So I've started to dip my toes into the wonderful world of dplyr programming. I'm trying to write a function that accepts a data.frame, a target column, and any number of grouping columns (using bare names for all columns). The function will then bin the data based on the target column and count the number of entries in each bin. I want to keep a separate bin size for every combination of the grouping variables present in my original data.frame(), so I'm using the complete() and nesting() functions to do this. Here's an example of what I'm trying to do and the error I'm running into:
library(dplyr)
library(tidyr)
#Prepare test data
set.seed(42)
test_data =
data.frame(Gene_ID = rep(paste0("Gene.", 1:10), times=4),
Comparison = rep(c("WT_vs_Mut1", "WT_vs_Mut2"), each=10, times=2),
Test_method = rep(c("T-test", "MannWhitney"), each=20),
P_value = runif(40))
#Perform operation manually
test_data %>%
#Start by binning the data according to q-value
mutate(Probability.bin = cut(P_value,
breaks = c(-Inf, seq(0.1, 1, by=0.1), Inf),
labels = c(seq(0.0, 1.0, by=0.1)),
right = FALSE)) %>%
#Now summarize the results by bin.
count(Comparison, Test_method, Probability.bin) %>%
#Fill in any missing bins with 0 counts
complete(nesting(Comparison, Test_method), Probability.bin,
fill=list(n = 0))
#Create function that accepts bare column names
bin_by_p_value <- function(df,
pvalue_col, #Bare name of p-value column
...) { #Bare names of grouping columns
#"Quote" column names so they are ready for use below
pvalue_col_name <- enquo(pvalue_col)
group_by_cols <- quos(...)
#Perform the operation
df %>%
#Start by binning the data according to q-value
mutate(Probability.bin = cut(UQ(pvalue_col_name),
breaks = c(-Inf, seq(0.1, 1, by=0.1), Inf),
labels = c(seq(0.0, 1.0, by=0.1)),
right = FALSE)) %>%
#Now summarize the results by bin.
count(UQS(group_by_cols), Probability.bin) %>%
#Fill in any missing bins with 0 counts
complete(nesting(UQS(group_by_cols)), Probability.bin,
# complete(nesting(UQS(group_by_cols)), Probability.bin,
fill=list(n = 0))
}
#Use function to perform operation
test_data %>%
bin_by_p_value(P_value, Comparison, Test_method)

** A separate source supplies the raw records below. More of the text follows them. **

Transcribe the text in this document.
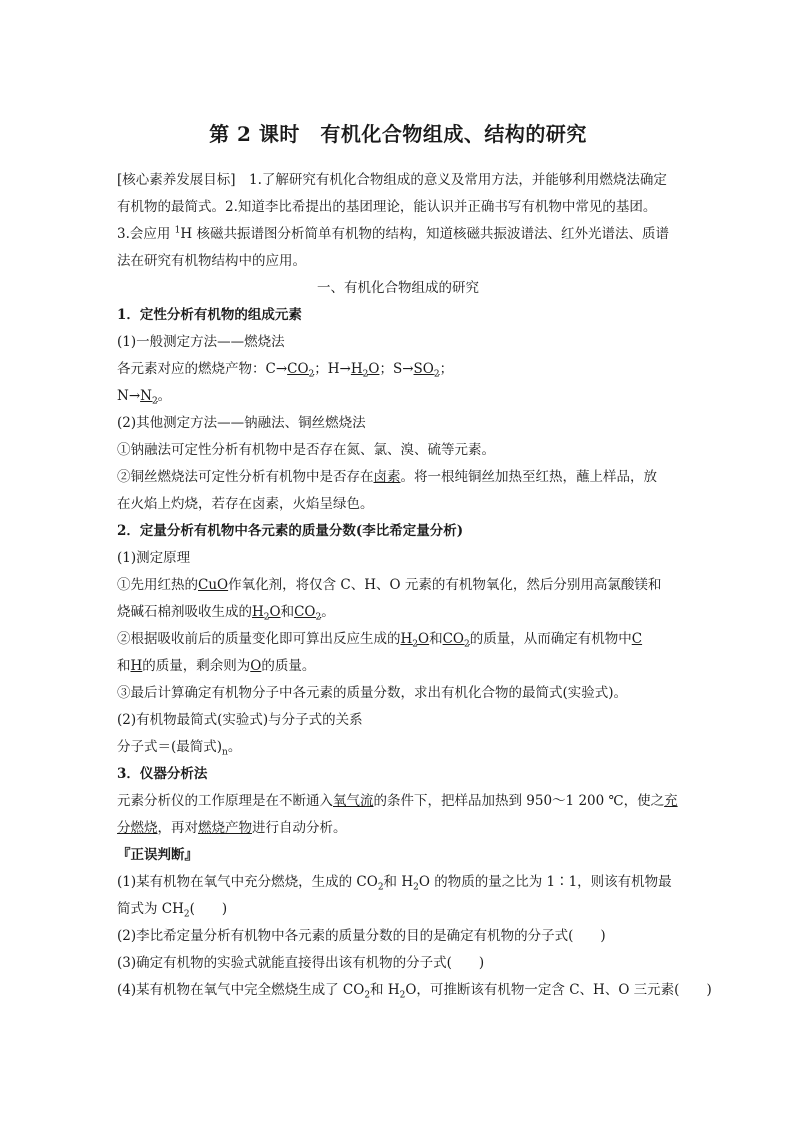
第 2 课时　有机化合物组成、结构的研究

[核心素养发展目标]　1.了解研究有机化合物组成的意义及常用方法，并能够利用燃烧法确定

有机物的最简式。2.知道李比希提出的基团理论，能认识并正确书写有机物中常见的基团。

3.会应用 $^1$H 核磁共振谱图分析简单有机物的结构，知道核磁共振波谱法、红外光谱法、质谱

法在研究有机物结构中的应用。

一、有机化合物组成的研究

1．定性分析有机物的组成元素

(1)一般测定方法——燃烧法

各元素对应的燃烧产物：$C\to CO_2$；$H\to H_2O$；$S\to SO_2$；

$N\to N_2$。

(2)其他测定方法——钠融法、铜丝燃烧法

①钠融法可定性分析有机物中是否存在氮、氯、溴、硫等元素。

②铜丝燃烧法可定性分析有机物中是否存在卤素。将一根纯铜丝加热至红热，蘸上样品，放

在火焰上灼烧，若存在卤素，火焰呈绿色。

2．定量分析有机物中各元素的质量分数(李比希定量分析)

(1)测定原理

①先用红热的CuO作氧化剂，将仅含 C、H、O 元素的有机物氧化，然后分别用高氯酸镁和

烧碱石棉剂吸收生成的$H_2O$和$CO_2$。

②根据吸收前后的质量变化即可算出反应生成的$H_2O$和$CO_2$的质量，从而确定有机物中C

和H的质量，剩余则为O的质量。

③最后计算确定有机物分子中各元素的质量分数，求出有机化合物的最简式(实验式)。

(2)有机物最简式(实验式)与分子式的关系

分子式＝(最简式)$_n$。

3．仪器分析法

元素分析仪的工作原理是在不断通入氧气流的条件下，把样品加热到 950～1 200 ℃，使之充

分燃烧，再对燃烧产物进行自动分析。

『正误判断』

(1)某有机物在氧气中充分燃烧，生成的 $CO_2$和 $H_2O$ 的物质的量之比为 1∶1，则该有机物最

简式为 $CH_2$(　　)

(2)李比希定量分析有机物中各元素的质量分数的目的是确定有机物的分子式(　　)

(3)确定有机物的实验式就能直接得出该有机物的分子式(　　)

(4)某有机物在氧气中完全燃烧生成了 $CO_2$和 $H_2O$，可推断该有机物一定含 C、H、O 三元素(　　)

When I perform the operation manually, everything works fine. When I use the function, it fails with this error:
Error in overscope_eval_next(overscope, expr) :
object 'Comparison' not found
I've narrowed down the problem to the following piece of code in the function:
complete(nesting(UQS(group_by_cols)), Probability.bin...
If I remove the call to nesting(), the code executes without the error. However, I want to maintain the functionality where I only use combinations of the grouping variables that are present in the original data, and then get all possible combinations with the bins, so I can fill in all of the missing bins. Based on the error name and where this is failing, my guess is this is a scoping/environment issue, where I really should use a different environment for the grouping variables in nesting(), since it's contained inside the call to complete(). However, I'm new enough to dplyr programming, that I'm not sure how to do that.
I tried to work around this by uniting the grouping columns into a single column, and then using that united column as input into complete(). This lets me perform the complete() operation the way I want to, while avoiding the nesting() function. However, I ran into trouble when I wanted to separate back into the original grouping columns, since I don't know how to convert a list of quosures into a character vector (required for the "into" parameter of separate()). Here are code snippets to illustrate what I'm talking about:
#Fill in any missing bins with 0 counts
unite(Merged_grouping_cols, UQS(group_by_cols), sep="*") %>%
complete(Merged_grouping_cols, Probability.bin,
fill=list(n = 0)) %>%
separate(Merged_grouping_cols, into=c("What goes here?"), sep="\\*")
Here's the pertinent version info: R version 3.4.2 (2017-09-28), tidyr_0.7.2, dplyr_0.7.4
I'd appreciate any workarounds, but I want to know what I'm doing that's rubbing complete() and nesting() the wrong way.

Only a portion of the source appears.